As per the child, mortality and are concerned, both have not met the target. Again, on the other hand, in the case of enrolling indigenous 4 years old children, it has shown significant success in 2015. In the year 2014, another target attendance in schools was also achieved. However, the target, planned for the progress of the Indigenous students is yet to be on track. Again, there is gradual improvement in the proportion of the natives ageing 20-24 years (45.4% in 2008 to 61.5% in 2015). Regarding employment as well, it has shown a satisfactory result.
It has already been mentioned that as per the report of 2017, there is lot improvement in order to meet the targets made in the “Closing the gap” that aims to attain equality in health for the people of Torres Strait Island and Aboriginal and by 2030.
As per Hogarth (2019), the Prime Minister of Australia, Scott Morrison, has made the statement saying that the old and unrevised framework that has been being used by the state governments and federal for "close the gap" was well-intentioned but it is undeniable that it had been "doomed to fail” as it was not sufficiently spread among the Indigenous Australians and also failed in holding the government accounts of different levels.

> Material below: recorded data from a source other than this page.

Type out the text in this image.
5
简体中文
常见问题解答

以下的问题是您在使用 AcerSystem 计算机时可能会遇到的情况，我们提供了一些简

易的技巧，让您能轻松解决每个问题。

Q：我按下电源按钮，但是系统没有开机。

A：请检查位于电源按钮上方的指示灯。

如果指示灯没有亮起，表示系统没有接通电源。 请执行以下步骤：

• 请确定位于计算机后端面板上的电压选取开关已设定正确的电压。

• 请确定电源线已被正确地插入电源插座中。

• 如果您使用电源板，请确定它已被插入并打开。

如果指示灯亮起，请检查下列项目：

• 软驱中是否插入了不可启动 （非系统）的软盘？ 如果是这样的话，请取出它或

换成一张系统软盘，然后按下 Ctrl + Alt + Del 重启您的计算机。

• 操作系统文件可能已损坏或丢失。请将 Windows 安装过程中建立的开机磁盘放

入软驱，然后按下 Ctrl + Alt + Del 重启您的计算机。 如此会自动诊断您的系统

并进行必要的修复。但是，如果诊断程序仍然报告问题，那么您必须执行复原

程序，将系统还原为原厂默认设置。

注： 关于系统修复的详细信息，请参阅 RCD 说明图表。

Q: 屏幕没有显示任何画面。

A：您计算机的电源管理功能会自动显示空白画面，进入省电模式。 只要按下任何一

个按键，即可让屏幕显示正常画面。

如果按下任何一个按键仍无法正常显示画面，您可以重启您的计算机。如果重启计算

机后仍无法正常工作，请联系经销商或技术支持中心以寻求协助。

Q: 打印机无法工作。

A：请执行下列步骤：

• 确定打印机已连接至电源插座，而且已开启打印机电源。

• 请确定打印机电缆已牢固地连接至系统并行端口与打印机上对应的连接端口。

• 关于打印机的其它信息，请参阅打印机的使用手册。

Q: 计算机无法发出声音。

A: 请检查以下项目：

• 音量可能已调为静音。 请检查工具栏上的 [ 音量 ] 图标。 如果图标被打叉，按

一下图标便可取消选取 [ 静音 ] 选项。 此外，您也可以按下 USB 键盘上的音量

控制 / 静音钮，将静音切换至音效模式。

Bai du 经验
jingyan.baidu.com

As per ‘The Prime Minister’s 2019 Report to Parliament’, in spite of a sheer development in meeting the targets, of closing the gap during last few decades, this year, there are only 2 ambitious targets that are on track showing that it requires much more perfections and planning in this regard. Not only that, it requires a needful change in the pattern of work. According to the Prime Minister of Australia, Scott Morrison, more deep and strong partnership between Aboriginal and Torres Strait Island should be ensured and accelerated instead of focusing on Top-down (Snow 2019). He has also mentioned that there have been remarkable shortfalls in the implementation of the agenda of the campaign in both areas. However, in this regard, it should be mentioned that, though there were several achievements of the camp, still after every year, in every report, there was definite incompleteness o the meeting the target. Several reasons are there behind this. However, in the case of the bunnies in these two areas has achieved significant and growing improvement. The people from Torres Strait Island and Aboriginal are enjoying the opportunity of meaningful jobs abs developed economic status. In addition, this progress paved the way of accessing education for the next generation children of these areas from their childhood (Snow 2019). In this regard, it should be mentioned that in order to sustain this development in education and employment, it requires embracing the need for change (Hogarth, 2019). With the help of co-designed action plans of action stronger and required accountability can be attained. Such plans include policy action, regular evaluations and funding decisions. It does not only ensure to provide proper transparency but also a concrete shape of strategy to follow. However, it should be mentioned that the government of Australia is committed to taking initiatives in order to ensure and enrich a genuine partnership between Torres Strait Islander and Aboriginal people.